More: Washoe County caucus locations: Where to vote in the Republican caucus in Reno and Sparks

How to caucus in Nevada 2024

Not sure how to caucus or a bit rusty on the details? It’s not hard, although there are a few things you’ll need to know – plus keep reading for answers to common questions.

Caucus steps:

  • Go to caucus location: Your caucus location is based on your precinct number, and your precinct number is based on your address. To learn your precinct location, visit nevadacaucus.gop. Put in your name, address, email and mobile number, and your caucus location will be sent to you. Or you can look up your precinct number a spreadsheet with all caucus locations at nevadagop.org.
  • Arrive between 5 and 7:30 p.m.: Voting will be allowed between 5 and 7:30 p.m. Thursday only.
  • Bring your ID: Show your ID, sign in, get your ballot and head to your specific precinct location within the main caucus site.
  • Vote: You can mark your ballot, submit it and leave.
  • Optional – stick around: You can stay to speak in favor of a candidate or to participate in precinct business such as picking delegates and electing precinct caucus chair.

When to expect caucus results

The timing is not certain, but caucus results are expected Thursday night.

They will be hand-counted at the precinct level. From there, totals will make their way to the Nevada Republican Party, which will post results.

Watch for caucus results on RGJ.com.

Can you vote in Nevada caucus if you voted in primary?

Yes, it’s perfectly legal to vote in both the caucus and the Presidential Preference Primary.

They are separate elections with separate candidates. The caucus is run by the Nevada Republican Party, and the Presidential Preference Primary was run by the state of Nevada.

Are write-in candidates allowed in Nevada caucus?

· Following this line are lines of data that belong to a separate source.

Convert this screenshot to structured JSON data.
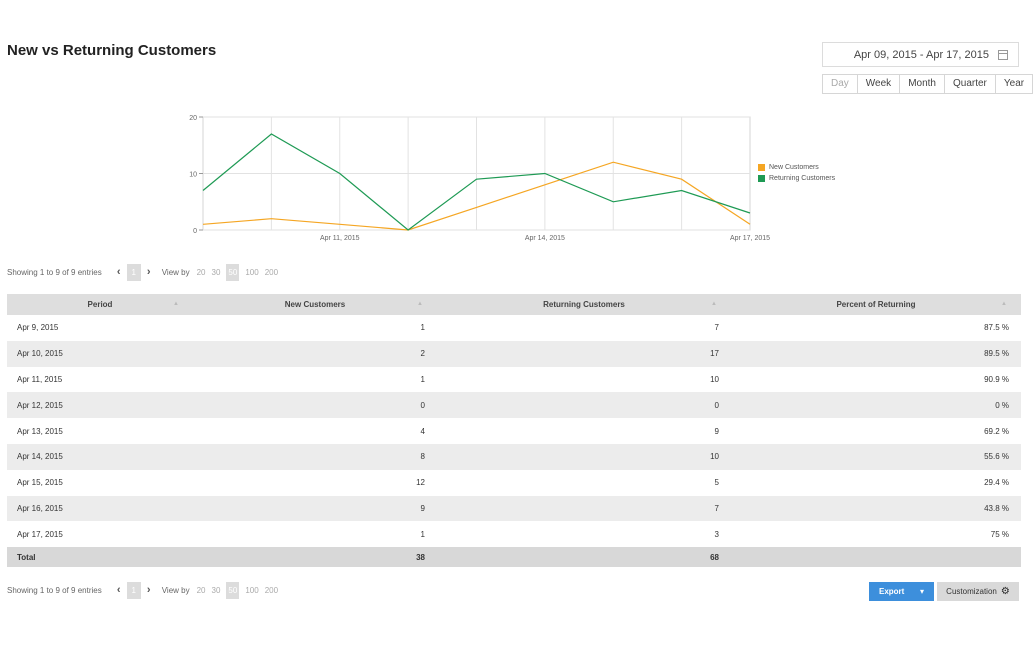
{
  "page": {
    "title": "New vs Returning Customers"
  },
  "date_range": {
    "value": "Apr 09, 2015 - Apr 17, 2015"
  },
  "period_buttons": [
    "Day",
    "Week",
    "Month",
    "Quarter",
    "Year"
  ],
  "chart_data": {
    "type": "line",
    "x": [
      "Apr 9, 2015",
      "Apr 10, 2015",
      "Apr 11, 2015",
      "Apr 12, 2015",
      "Apr 13, 2015",
      "Apr 14, 2015",
      "Apr 15, 2015",
      "Apr 16, 2015",
      "Apr 17, 2015"
    ],
    "x_tick_labels": [
      "Apr 11, 2015",
      "Apr 14, 2015",
      "Apr 17, 2015"
    ],
    "y_ticks": [
      "0",
      "10",
      "20"
    ],
    "ylim": [
      0,
      20
    ],
    "grid": true,
    "legend_position": "right",
    "series": [
      {
        "name": "New Customers",
        "color": "#f5a623",
        "values": [
          1,
          2,
          1,
          0,
          4,
          8,
          12,
          9,
          1
        ]
      },
      {
        "name": "Returning Customers",
        "color": "#1e9a54",
        "values": [
          7,
          17,
          10,
          0,
          9,
          10,
          5,
          7,
          3
        ]
      }
    ]
  },
  "pager": {
    "showing": "Showing 1 to 9 of 9 entries",
    "page": "1",
    "view_by_label": "View by",
    "view_options": [
      "20",
      "30",
      "50",
      "100",
      "200"
    ],
    "selected_view": "50"
  },
  "table": {
    "columns": [
      "Period",
      "New Customers",
      "Returning Customers",
      "Percent of Returning"
    ],
    "rows": [
      [
        "Apr 9, 2015",
        "1",
        "7",
        "87.5 %"
      ],
      [
        "Apr 10, 2015",
        "2",
        "17",
        "89.5 %"
      ],
      [
        "Apr 11, 2015",
        "1",
        "10",
        "90.9 %"
      ],
      [
        "Apr 12, 2015",
        "0",
        "0",
        "0 %"
      ],
      [
        "Apr 13, 2015",
        "4",
        "9",
        "69.2 %"
      ],
      [
        "Apr 14, 2015",
        "8",
        "10",
        "55.6 %"
      ],
      [
        "Apr 15, 2015",
        "12",
        "5",
        "29.4 %"
      ],
      [
        "Apr 16, 2015",
        "9",
        "7",
        "43.8 %"
      ],
      [
        "Apr 17, 2015",
        "1",
        "3",
        "75 %"
      ]
    ],
    "total": [
      "Total",
      "38",
      "68",
      ""
    ]
  },
  "actions": {
    "export_label": "Export",
    "customization_label": "Customization"
  }
}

No, the Nevada Republican Party says write-in candidates are not allowed in its caucus.

Your only choices will be Trump or Binkley.

Can you vote in the Nevada caucus if you can’t go in person?

In general, no, you have to vote in person in the Nevada Republican Presidential Caucus.

The Nevada Republican Party confirmed that the only exceptions to voting in person are overseas military and those covered by the Americans with Disabilities Act. In those cases, a person should contact their county party for details on how to cast a caucus vote.

Why isn’t Nikki Haley on the Nevada caucus ballot?

The Democrat-dominated Nevada Legislature passed a law in 2021 requiring the Secretary of State’s office to run a presidential primary.

It came after calculation issues in the 2020 Democratic caucus where delegates weren’t allocated correctly, as well as a poll that showed Nevadans overwhelmingly preferred a primary over a caucus for selecting a presidential nominee.

In that Nevada Public Opinion Pulse poll conducted in 2021 by OH Predictive Insights, Republican respondents favored a primary more strongly than Democrats and independents.

At this point, Nevada’s two major political parties were given the option of using the state-run primary to inform their decisions on presidential picks, at taxpayer expense, or they could take on the expense themselves of running a caucus.

The Nevada Republican Party chose to keep with a caucus because, it said, it liked the ability to require voter ID, in-person voting on a specific day, and hand-counting results.

It also made rules that only caucus participants could receive delegates toward nominating a presidential candidate and that anyone who signed up for the presidential primary would be ineligible for the caucus.

Trump opted to participate in the caucus.

Haley said she believed the caucus was “rigged” toward Trump so she signed up the primary, even though its results would only be symbolic. She did not campaign in Nevada, and her campaign says it spent no money here.